Figure 5.

Effect of the Stim1 mutation on CD4⁺ T‐cell function. Quantification of (A) IFNγ and (B) IL‐2 production by CD4⁺ T cells from SHR‐A3, SHR‐B2, and SHR‐A3(Stim1‐B2) rats in response to anti‐CD3/anti‐CD28 costimulation for 24 hours under nonpolarizing conditions. A subset of cells was pretreated with the ORAI1 channel blocker Pyr6 (5 μmol/L) for 15 minutes before the addition of CD28. C, Upregulation of the activation marker CD25 on CD4⁺ T cells after 18 hours of TCR stimulation with anti‐CD3/anti‐CD28. Pretreatment of T cells with Pyr6 did not prevent CD25 expression.
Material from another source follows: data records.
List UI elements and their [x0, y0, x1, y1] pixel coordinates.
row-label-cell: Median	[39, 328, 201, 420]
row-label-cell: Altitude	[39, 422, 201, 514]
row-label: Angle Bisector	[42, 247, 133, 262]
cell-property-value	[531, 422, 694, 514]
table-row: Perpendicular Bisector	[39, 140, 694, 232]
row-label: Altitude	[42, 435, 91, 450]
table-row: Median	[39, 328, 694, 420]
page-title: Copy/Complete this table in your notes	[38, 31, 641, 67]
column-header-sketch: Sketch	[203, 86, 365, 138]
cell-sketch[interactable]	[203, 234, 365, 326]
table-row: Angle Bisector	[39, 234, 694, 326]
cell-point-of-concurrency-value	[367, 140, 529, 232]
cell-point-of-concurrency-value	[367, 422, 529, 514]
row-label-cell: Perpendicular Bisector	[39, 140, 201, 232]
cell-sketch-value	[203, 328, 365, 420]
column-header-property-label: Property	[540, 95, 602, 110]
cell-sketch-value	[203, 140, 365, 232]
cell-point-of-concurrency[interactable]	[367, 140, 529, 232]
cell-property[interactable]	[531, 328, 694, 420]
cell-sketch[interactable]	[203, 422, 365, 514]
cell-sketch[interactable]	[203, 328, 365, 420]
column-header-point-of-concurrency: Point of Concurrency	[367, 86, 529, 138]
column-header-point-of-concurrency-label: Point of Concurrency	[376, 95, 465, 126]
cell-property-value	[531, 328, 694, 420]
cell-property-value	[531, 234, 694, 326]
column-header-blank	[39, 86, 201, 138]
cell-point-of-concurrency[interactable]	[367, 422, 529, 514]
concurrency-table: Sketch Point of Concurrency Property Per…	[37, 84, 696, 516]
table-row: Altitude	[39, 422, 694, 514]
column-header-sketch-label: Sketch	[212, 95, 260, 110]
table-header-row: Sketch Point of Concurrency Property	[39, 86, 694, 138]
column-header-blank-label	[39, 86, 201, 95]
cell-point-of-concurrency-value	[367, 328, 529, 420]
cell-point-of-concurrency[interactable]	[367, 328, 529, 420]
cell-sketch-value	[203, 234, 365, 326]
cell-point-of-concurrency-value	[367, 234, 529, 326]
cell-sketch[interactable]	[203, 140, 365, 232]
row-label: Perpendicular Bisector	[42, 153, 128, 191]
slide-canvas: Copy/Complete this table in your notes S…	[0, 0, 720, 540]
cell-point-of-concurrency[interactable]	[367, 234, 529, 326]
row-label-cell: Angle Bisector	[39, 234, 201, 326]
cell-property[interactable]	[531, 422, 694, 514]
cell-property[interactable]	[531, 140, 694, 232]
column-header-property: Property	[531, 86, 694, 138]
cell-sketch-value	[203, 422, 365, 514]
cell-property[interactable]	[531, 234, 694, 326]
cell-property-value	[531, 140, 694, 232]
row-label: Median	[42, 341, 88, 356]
Data are representative of 3 independent experiments. D, Histograms showing the intensity peaks of CFSE as an indicator of CD4⁺ T‐cell proliferation in response to TCR stimulation using anti‐CD3/anti‐CD28 for 72 hours in (upper panels) SHR‐A3, and (lower panels) SHR‐B2 and SHR‐A3(Stim1‐B2) cells. Each peak represents 1 cell division in stimulated cells. E, Summary graph of total percentage of CD4⁺ T cells undergoing at least 1 cell division. F, Summary graph of Annexin V⁺ CD4⁺ T cells from SHR‐A3, SHR‐B2, and SHR‐A3(Stim1‐B2) rats in response to 24‐hour restimulation with anti‐CD3/anti‐CD28 after the initial 72‐hour TCR stimulation with anti‐CD3 and anti‐CD28. *P<0.05 vs SHR‐A3 and ^# P<0.05 vs SHR‐B2 with n=6 per group. CFSE indicates carboxyfluorescein succinimidyl ester; IFNγ, interferon‐γ; IL‐2, interleukin‐2; TCR, T‐cell receptor.